Bottom of the heap are Derby, who were home before the postcards, as they say. Never can a club so doomed for the drop have showed up at the gates of the Premier League as sheepishly as the Rams did in 2007.

I feel sorry for Eddie Lewis, as nice a guy as you could meet in soccer, but at the same time pleased he could have one final season in the Premier League after being denied the chance to shine by stubborn French coach Jean Tigana all those years ago at Fulham.

Benny Feilhaber's invisible season at Derby is perhaps the saddest individual tale of the US overseas brigade this season. Surely, he is good enough to have been given more than one start and seven substitute appearances in that team.

Second to last are Fulham, home to five US internationals of past and present. From a 'Nats perspective, the prospect of Carlos Bocanegra, Clint Dempsey and Eddie Johnson swapping the elevated contests of the Premier League for the rough and ready combat of the Championship is not ideal preparation for 2010.

Fulham had stagnated under Chris Coleman, and although Lawrie Sanchez was a risk worth taking as he had achieved some fine wins with Northern Ireland, the former Wimbledon man's true colors as a long-ball merchant came through and the Cottagers went backward.

Some of his old boys from Ulster were not up to the job, while Dempsey's parting shot about the team trying to 'jump the ball in' too much spoke volumes about a coach out of tune with the league he was working in.

Roy Hodgson is a fine coach with a good pedigree, but rescuing a team in trouble with scant resources and few games remaining is a scenario new to him.

Unless Mohamed Al-Fayed sells Harrods and pumps all his fortune into his football team, Fulham will not advance beyond the lower third of the Premier League, and a team which struggles to sell 20,000 tickets cannot complain when they are outbid for players.

The Cottagers have a big ask ahead. The club with the infamously abysmal away record have six of their last 10 games on the road, and I don't fancy them surviving if they need to win at Portsmouth on the final day of the season.

I feel even sorrier for Reading. Two seasons ago, the Royals stormed the Championship, smashing records and playing fantastic team soccer. When the club let us hacks into the champagne-soaked dressing rooms on the last day (unlike the States, this does not usually happen in England), we all felt part of a fairy tale.

Fast forward to 2008 and there is malaise at the Madejski. Second season syndrome has struck for sure as the unbeatable juggernaut of 2006 has rusted wheels and the players no longer have the Force in them.

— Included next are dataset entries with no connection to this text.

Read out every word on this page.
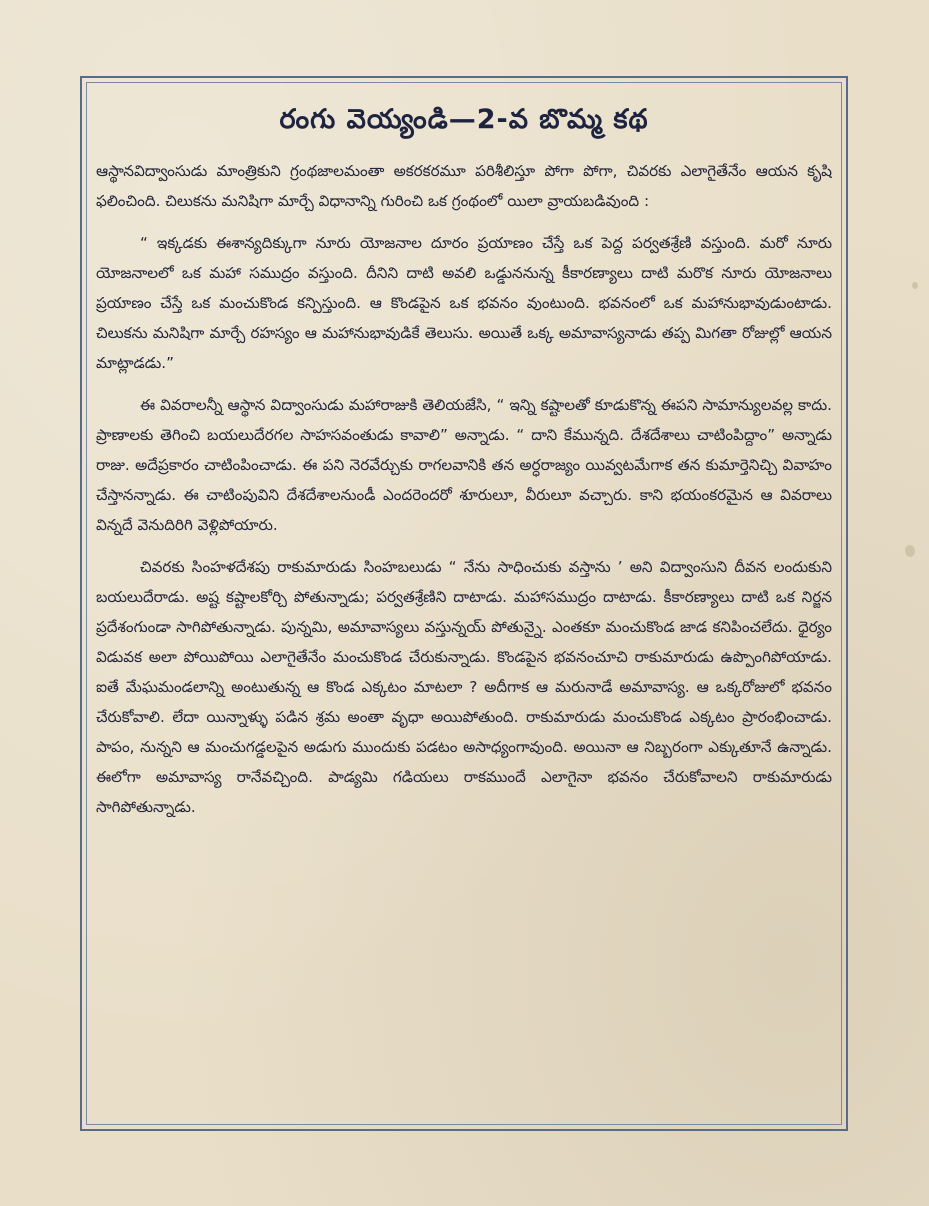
రంగు వెయ్యండి—2-వ బొమ్మ కథ

ఆస్థానవిద్వాంసుడు మాంత్రికుని గ్రంథజాలమంతా అకరకరమూ పరిశీలిస్తూ పోగా పోగా, చివరకు ఎలాగైతేనేం ఆయన కృషి ఫలించింది. చిలుకను మనిషిగా మార్చే విధానాన్ని గురించి ఒక గ్రంథంలో యిలా వ్రాయబడివుంది :

“ ఇక్కడకు ఈశాన్యదిక్కుగా నూరు యోజనాల దూరం ప్రయాణం చేస్తే ఒక పెద్ద పర్వతశ్రేణి వస్తుంది. మరో నూరు యోజనాలలో ఒక మహా సముద్రం వస్తుంది. దీనిని దాటి అవలి ఒడ్డుననున్న కీకారణ్యాలు దాటి మరొక నూరు యోజనాలు ప్రయాణం చేస్తే ఒక మంచుకొండ కన్పిస్తుంది. ఆ కొండపైన ఒక భవనం వుంటుంది. భవనంలో ఒక మహానుభావుడుంటాడు. చిలుకను మనిషిగా మార్చే రహస్యం ఆ మహానుభావుడికే తెలుసు. అయితే ఒక్క అమావాస్యనాడు తప్ప మిగతా రోజుల్లో ఆయన మాట్లాడడు.”

ఈ వివరాలన్నీ ఆస్థాన విద్వాంసుడు మహారాజుకి తెలియజేసి, “ ఇన్ని కష్టాలతో కూడుకొన్న ఈపని సామాన్యులవల్ల కాదు. ప్రాణాలకు తెగించి బయలుదేరగల సాహసవంతుడు కావాలి” అన్నాడు. “ దాని కేమున్నది. దేశదేశాలు చాటింపిద్దాం” అన్నాడు రాజు. అదేప్రకారం చాటింపించాడు. ఈ పని నెరవేర్చుకు రాగలవానికి తన అర్ధరాజ్యం యివ్వటమేగాక తన కుమార్తెనిచ్చి వివాహం చేస్తానన్నాడు. ఈ చాటింపువిని దేశదేశాలనుండీ ఎందరెందరో శూరులూ, వీరులూ వచ్చారు. కాని భయంకరమైన ఆ వివరాలు విన్నదే వెనుదిరిగి వెళ్లిపోయారు.

చివరకు సింహళదేశపు రాకుమారుడు సింహబలుడు “ నేను సాధించుకు వస్తాను ’ అని విద్వాంసుని దీవన లందుకుని బయలుదేరాడు. అష్ట కష్టాలకోర్చి పోతున్నాడు; పర్వతశ్రేణిని దాటాడు. మహాసముద్రం దాటాడు. కీకారణ్యాలు దాటి ఒక నిర్జన ప్రదేశంగుండా సాగిపోతున్నాడు. పున్నమి, అమావాస్యలు వస్తున్నయ్ పోతున్నై. ఎంతకూ మంచుకొండ జాడ కనిపించలేదు. ధైర్యం విడువక అలా పోయిపోయి ఎలాగైతేనేం మంచుకొండ చేరుకున్నాడు. కొండపైన భవనంచూచి రాకుమారుడు ఉప్పొంగిపోయాడు. ఐతే మేఘమండలాన్ని అంటుతున్న ఆ కొండ ఎక్కటం మాటలా ? అదీగాక ఆ మరునాడే అమావాస్య. ఆ ఒక్కరోజులో భవనం చేరుకోవాలి. లేదా యిన్నాళ్ళు పడిన శ్రమ అంతా వృధా అయిపోతుంది. రాకుమారుడు మంచుకొండ ఎక్కటం ప్రారంభించాడు. పాపం, నున్నని ఆ మంచుగడ్డలపైన అడుగు ముందుకు పడటం అసాధ్యంగావుంది. అయినా ఆ నిబ్బరంగా ఎక్కుతూనే ఉన్నాడు. ఈలోగా అమావాస్య రానేవచ్చింది. పాడ్యమి గడియలు రాకముందే ఎలాగైనా భవనం చేరుకోవాలని రాకుమారుడు సాగిపోతున్నాడు.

Losing Steve Sidwell to the Chelsea bench has had more impact than was expected at the time. His midfield partner James Harper, the real talisman of the team, seems muted without the ginger one beside him and unable to grab the game by the scruff of the neck as he used to.

Reading's roster is in need of fresh blood, yet the club does not seem able to afford renovation. And if you don't have the dough in the Premier League, you will have to fight against relegation.

Owner John Madejski, who made his money selling cars, has worked wonders in taking a non-descript English team into the top 20, so much so that FIFA president Sepp Blatter singled them out as the model for other clubs. But a Royals insider told me two seasons back they were putting out feelers overseas because Madejski's money is not major league.

Steve Coppell, a wise and diligent man who is the biggest reason the Royals have enjoyed such success, deserves better. The former Manchester United winger is perhaps the best English coach in the top flight, and was rightly vocal about being harshly ignored when it came to selecting a new manager for the national team.

All is not lost, but with 10 games to go, the Royals must play Arsenal and Liverpool and face a fiery scrap for points with Fulham on April 12th.

We know Americans are not ready to step up to the elite band of teams yet, though on the plus side, the raw numbers of Yanks across the board grows every year, so there is no cause for worry in the long run.

But losing nine of them from the elite league of Europe will be a real blow for us all, and for once, I will remove my press hat, go home and sulk until next season like the fan I used to be.